The false positive rate — meaning I test positive but I do not really have the disease — is quite low. So, if you test positive from a rapid test it is more likely you do have the disease.


If you’re experiencing symptoms of COVID-19 and a rapid test result indicates you’re positive, you should take that as an indication you have the coronavirus. You should quarantine and contact your doctor.

However, if you have COVID-19 symptoms and a rapid test result is negative, you should still contact your doctor because you may need to receive a PCR test. Don’t be victim of a false sense of security with a false negative result from a rapid COVID-19 test.

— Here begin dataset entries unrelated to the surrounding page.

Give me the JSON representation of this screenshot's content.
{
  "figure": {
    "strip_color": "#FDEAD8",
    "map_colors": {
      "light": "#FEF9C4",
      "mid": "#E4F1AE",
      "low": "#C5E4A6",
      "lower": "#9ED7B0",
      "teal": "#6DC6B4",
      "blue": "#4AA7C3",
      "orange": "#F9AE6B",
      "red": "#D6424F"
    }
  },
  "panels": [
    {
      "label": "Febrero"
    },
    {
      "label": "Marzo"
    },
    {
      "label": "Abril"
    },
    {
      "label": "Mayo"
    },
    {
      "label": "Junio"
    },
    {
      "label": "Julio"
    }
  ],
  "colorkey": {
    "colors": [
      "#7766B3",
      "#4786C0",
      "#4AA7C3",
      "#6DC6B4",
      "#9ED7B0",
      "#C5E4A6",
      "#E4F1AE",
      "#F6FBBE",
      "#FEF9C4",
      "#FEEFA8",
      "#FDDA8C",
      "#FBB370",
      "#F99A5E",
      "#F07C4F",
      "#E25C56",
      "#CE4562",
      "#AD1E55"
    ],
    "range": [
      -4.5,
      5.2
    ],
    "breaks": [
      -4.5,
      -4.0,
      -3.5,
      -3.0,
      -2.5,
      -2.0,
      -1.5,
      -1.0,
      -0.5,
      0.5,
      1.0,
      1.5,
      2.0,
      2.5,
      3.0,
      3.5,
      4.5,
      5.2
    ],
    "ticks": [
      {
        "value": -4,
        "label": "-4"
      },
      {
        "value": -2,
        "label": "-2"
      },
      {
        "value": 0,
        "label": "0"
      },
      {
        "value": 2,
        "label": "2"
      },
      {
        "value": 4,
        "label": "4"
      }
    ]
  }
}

Current recommendation is to have a confirmation test performed (the PCR test) if you still have symptoms and have had a negative rapid test. This is especially true if you’ve had a high-risk exposure. A high risk exposure is considered more than 15 minutes of contact with a COVID-positive individual in a 24-hour period and you have been within 6 feet of this individual.

Keep in mind there are still high false negative rates with the PCR test. Typically I order a respiratory PCR panel which looks for other viruses that could be causing a patient's symptoms if their covid test is negative.

This is a photo of a respiratory PCR panel I recently ordered on a patient's who COVID test came back negative, to look for other viruses:

And for those wanting more detail---keep reading!

Molecular tests (also called PCR tests, viral RNA tests, nucleic acid tests)

What about accuracy? The rate of false negatives — a test that says you don’t have the virus when you actually do have the virus — varies depending on how long infection has been present: in one study, the false-negative rate was 20% when testing was performed five days after symptoms began, but much higher (up to 100%) earlier in infection.

The false positive rate — that is, how often the test says you have the virus when you actually do not — should be close to zero. Most false-positive results are thought to be due to lab contamination or other problems with how the lab has performed the test, not limitations of the test itself.

A molecular test using a nasal swab is usually the best option, because it will have fewer false negative results than other diagnostic tests or samples from throat swabs or saliva. People who are in the hospital, though, may have other types of samples taken.

Antigen tests

How is it done? A nasal or throat swab.

Where can you get these tests? At a hospital, a doctor’s office or at home (the FDA has authorized a home antigen test that requires no prescription).

What does the test look for? This test identifies protein fragments (antigens) from the virus.

How long does it take to get results? The technology involved is similar to a pregnancy test or a rapid strep test, with results available in minutes.